Murray Dowson (1915 – before 2002) was a Canadian Trotskyist politician.

Dowson was born in Toronto, Ontario. In the mid-1930s, Murray joined the Workers' Party of Canada while a student at York Memorial Collegiate. He later joined B. J. Field's League for a Revolutionary Workers Party before rejoining the Trotskyists. He took his brother, Ross Dowson, to some Trotskyist meetings, after which Ross also decided to join. Several other members of the Dowson family were also recruited to Trotskyism.

The group was banned at the start of World War II, and many of its established leaders left politics. With his brother, Murray maintained an underground newspaper, and this gave them the impetus to found the Revolutionary Workers Party (RWP). Murray became editor of its newspaper, Labour Challenge, then briefly co-editor of a Quebec edition of the French Trotskyist paper, La Verité.

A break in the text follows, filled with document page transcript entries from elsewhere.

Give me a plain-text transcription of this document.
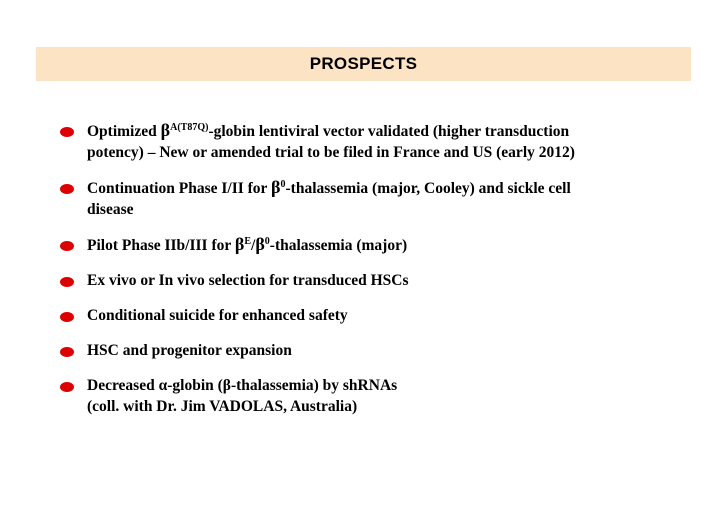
PROSPECTS
Optimized $\beta^{A(T87Q)}$-globin lentiviral vector validated (higher transduction
potency) – New or amended trial to be filed in France and US (early 2012)
Continuation Phase I/II for $\beta^0$-thalassemia (major, Cooley) and sickle cell
disease
Pilot Phase IIb/III for $\beta^E/\beta^0$-thalassemia (major)
Ex vivo or In vivo selection for transduced HSCs
Conditional suicide for enhanced safety
HSC and progenitor expansion
Decreased α-globin (β-thalassemia) by shRNAs
(coll. with Dr. Jim VADOLAS, Australia)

In 1953, there was a major split in the Fourth International, to which the RWP was affiliated. In response to this, Murray theorised that World War III was imminent, and that given the weakness of the RWP, it was necessary to immediately enter the Cooperative Commonwealth Federation (CCF). Joining with his brother-in-law, Joe Rosenthal and some supporters, he split from the RWP. The following year, he attended the Fourth Congress of the Fourth International, but walked out. His tendency in the CCF soon disappeared, but he remained an active trade unionist. He eventually politically reconciled with his brother and was a regular speaker at forums held by the Socialist League in the 1970s.